Cram schools, also known as Buxibans, are private schools that specialize in enhancing student?s English skills that will help their admission into the best universities. These schools offer additional classes outside of normal school hours and are known to be highly competitive and to offer a very high standard of education. To reflect this, the hiring requirements are particularly tough and generally include prior teaching experience, some knowledge of Chinese and a two to three year commitment to the school. Teachers are given in-house training once employed and will receive generous salaries and bonuses.
Other options include universities and private tutoring. University jobs are small in number but they offer less working hours and a higher salary for those who are lucky enough to secure them. A high level of qualifications and previous experience are a must for these positions. Private tutoring is not easy to do full time in Taiwan as you are only allowed to work for the employer who secured the employment letter for your visa. However, many teachers are able to top up their main salary by offering private tutoring with students from the school where they work. This needs to be discussed with the employer first to avoid any problems.
In order to apply for a work visa you will need to secure a job first. Once you have been offered a job you will receive an Employment Letter that allows you to apply for a visa to initially enter the country. Once in Taiwan, you have to apply for an Alien Resident Certificate (ARC) within 15 days. Your employer should provide all the help you need with this process.
In order to get the ARC you will need a basic health check that allows you to then apply for a work permit.

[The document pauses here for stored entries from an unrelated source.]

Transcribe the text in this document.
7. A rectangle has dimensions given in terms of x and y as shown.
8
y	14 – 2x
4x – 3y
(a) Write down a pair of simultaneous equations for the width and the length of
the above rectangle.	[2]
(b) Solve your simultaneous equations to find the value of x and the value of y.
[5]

Once again, your employer should take care of the paperwork for you. The work permit should arrive within 7 to 10 days. Once you have your work permit, you then need to apply for a resident?s visa. Once that is completed you can then take the final step of applying for the ARC which acts as your Taiwanese ID. Although this whole process sounds complicated, your employer should take care of most of the paperwork on your behalf.

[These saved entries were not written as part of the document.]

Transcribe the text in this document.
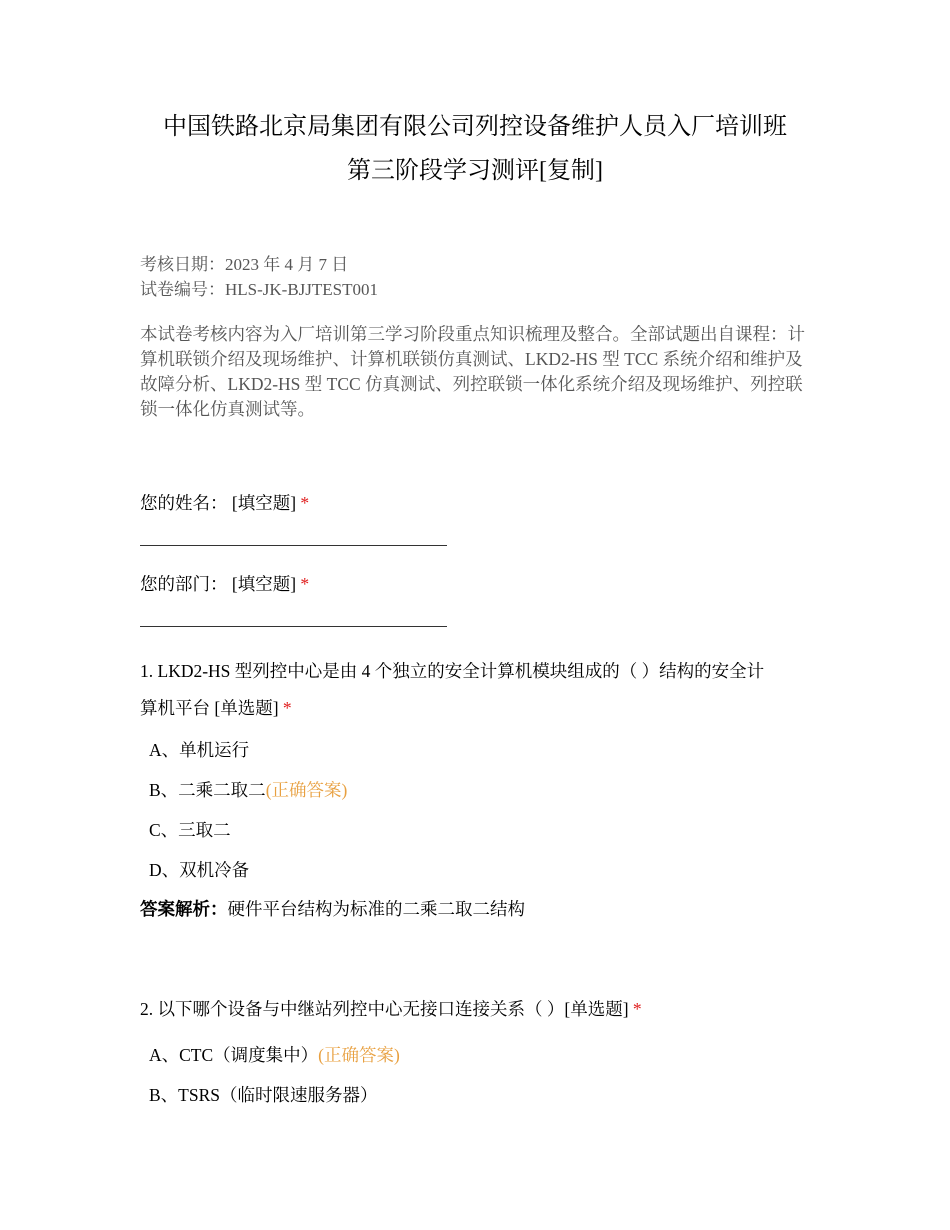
中国铁路北京局集团有限公司列控设备维护人员入厂培训班
第三阶段学习测评[复制]
考核日期：2023 年 4 月 7 日
试卷编号：HLS-JK-BJJTEST001
本试卷考核内容为入厂培训第三学习阶段重点知识梳理及整合。全部试题出自课程：计算机联锁介绍及现场维护、计算机联锁仿真测试、LKD2-HS 型 TCC 系统介绍和维护及故障分析、LKD2-HS 型 TCC 仿真测试、列控联锁一体化系统介绍及现场维护、列控联锁一体化仿真测试等。
您的姓名： [填空题] *
您的部门： [填空题] *
1. LKD2-HS 型列控中心是由 4 个独立的安全计算机模块组成的（ ）结构的安全计
算机平台 [单选题] *
A、单机运行
B、二乘二取二(正确答案)
C、三取二
D、双机冷备
答案解析：硬件平台结构为标准的二乘二取二结构
2. 以下哪个设备与中继站列控中心无接口连接关系（ ）[单选题] *
A、CTC（调度集中）(正确答案)
B、TSRS（临时限速服务器）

Taipei, the capital city, is the number one destination in terms of job numbers and salaries. The city also has a large expat community that can be a real help to teachers who are new to foreign travel. Taichung is the country?s second biggest city and also home to a good job market for teachers. The city is known for its high quality schools, natural scenery and cooler climate. Other cities such as Kaohsiung, Taoyuan, and Tainan are also popular places to live and teach.